At last we met a man who took pity on us. He was a kind-hearted man. I think, perhaps, he had a pig of his own–or, perhaps, children. Honor to his name!
He stood in the middle of the road and waved his arms. The pig right-wheeled through a gate into a private garden and cantered up the drive. We followed. What else were we to do I should like to know?
The Learned Black Pig seemed to know its way. It turned first to the right and then to the left, and emerged on a lawn.
“Now, all together!” cried Oswald, mustering his failing voice to give the word of command. “Surround him!–cut off his retreat!”
We almost surrounded him. He edged off towards the house.
“Now we’ve got him!” cried the crafty Oswald, as the pig got onto a bed of yellow pansies close against the red house wall.
All would even then have been well, but Denny, at the last, shrank from meeting the pig face to face in a manly way. He let the pig pass him, and the next moment, with a squeak that said “There now!” as plain as words, the pig bolted into a French window. The pursuers halted not. This was no time for trivial ceremony. In another moment the pig was a captive. Alice and Oswald had their arms round him under the ruins of a table that had had teacups on it, and around the hunters and their prey stood the startled members of a parish society for making clothes for the poor heathen, that that pig had led us into the very midst of. They were reading a missionary report or something when we ran our quarry to earth under their table. Even as he crossed the threshold I heard something about “black brothers being already white to the harvest.” All the ladies had been sewing flannel things for the poor blacks while the curate read aloud to them. You think they screamed when they saw the Pig and Us? You are right.
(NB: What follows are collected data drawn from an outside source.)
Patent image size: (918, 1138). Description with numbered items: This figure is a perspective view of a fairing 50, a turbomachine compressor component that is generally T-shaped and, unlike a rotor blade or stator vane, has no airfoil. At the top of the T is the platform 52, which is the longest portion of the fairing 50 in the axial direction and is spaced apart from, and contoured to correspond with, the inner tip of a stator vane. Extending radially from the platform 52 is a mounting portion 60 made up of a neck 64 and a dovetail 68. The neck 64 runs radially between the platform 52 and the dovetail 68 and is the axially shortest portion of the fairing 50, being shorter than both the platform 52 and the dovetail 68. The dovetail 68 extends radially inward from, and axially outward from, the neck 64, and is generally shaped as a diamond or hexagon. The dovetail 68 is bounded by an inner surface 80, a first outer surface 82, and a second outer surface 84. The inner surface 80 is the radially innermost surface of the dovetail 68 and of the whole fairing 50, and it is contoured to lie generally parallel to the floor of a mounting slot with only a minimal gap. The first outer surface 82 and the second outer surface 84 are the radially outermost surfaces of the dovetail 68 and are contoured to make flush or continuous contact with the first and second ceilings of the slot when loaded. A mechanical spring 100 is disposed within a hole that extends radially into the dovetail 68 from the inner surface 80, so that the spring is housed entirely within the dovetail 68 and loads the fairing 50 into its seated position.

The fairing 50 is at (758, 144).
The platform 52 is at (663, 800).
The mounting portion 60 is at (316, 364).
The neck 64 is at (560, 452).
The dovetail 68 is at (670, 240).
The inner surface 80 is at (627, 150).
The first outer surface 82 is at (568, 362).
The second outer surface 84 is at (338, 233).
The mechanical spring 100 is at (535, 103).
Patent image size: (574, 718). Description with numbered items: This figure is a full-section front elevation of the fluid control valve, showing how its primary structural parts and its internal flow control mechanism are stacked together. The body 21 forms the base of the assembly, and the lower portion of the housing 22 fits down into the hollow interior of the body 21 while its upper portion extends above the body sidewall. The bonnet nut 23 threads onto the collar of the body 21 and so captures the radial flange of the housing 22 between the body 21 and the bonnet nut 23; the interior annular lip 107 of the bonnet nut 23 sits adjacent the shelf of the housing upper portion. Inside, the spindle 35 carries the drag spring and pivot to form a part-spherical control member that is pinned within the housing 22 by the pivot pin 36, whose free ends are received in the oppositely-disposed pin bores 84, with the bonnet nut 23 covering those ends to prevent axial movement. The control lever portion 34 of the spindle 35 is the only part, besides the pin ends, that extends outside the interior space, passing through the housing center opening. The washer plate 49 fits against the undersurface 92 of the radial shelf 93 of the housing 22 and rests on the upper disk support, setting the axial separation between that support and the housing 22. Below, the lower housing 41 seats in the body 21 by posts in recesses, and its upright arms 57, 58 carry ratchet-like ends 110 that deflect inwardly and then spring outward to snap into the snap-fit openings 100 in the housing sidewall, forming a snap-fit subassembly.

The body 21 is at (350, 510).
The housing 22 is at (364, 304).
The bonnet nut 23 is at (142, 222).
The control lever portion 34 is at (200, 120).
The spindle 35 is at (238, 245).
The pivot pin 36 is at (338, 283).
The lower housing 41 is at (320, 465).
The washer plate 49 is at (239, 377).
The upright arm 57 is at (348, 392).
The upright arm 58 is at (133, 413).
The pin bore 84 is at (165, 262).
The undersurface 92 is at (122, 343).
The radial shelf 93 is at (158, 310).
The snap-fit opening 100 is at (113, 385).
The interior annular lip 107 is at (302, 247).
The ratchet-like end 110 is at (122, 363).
On the whole, I cannot say that the missionary people behaved badly. Oswald explained that it was entirely the pig’s doing, and asked pardon quite properly for any alarm the ladies had felt; and Alice said how sorry we were, but really it was not our fault this time. The curate looked a bit nasty, but the presence of ladies made him keep his hot blood to himself.
When we had explained, we said, “Might we go?”
The curate said, “The sooner the better.” But the Lady of the House asked for our names and addresses, and said she should write to our father. (She did, and we heard of it too.) They did not do anything to us, as Oswald at one time believed to be the curate’s idea. They let us go.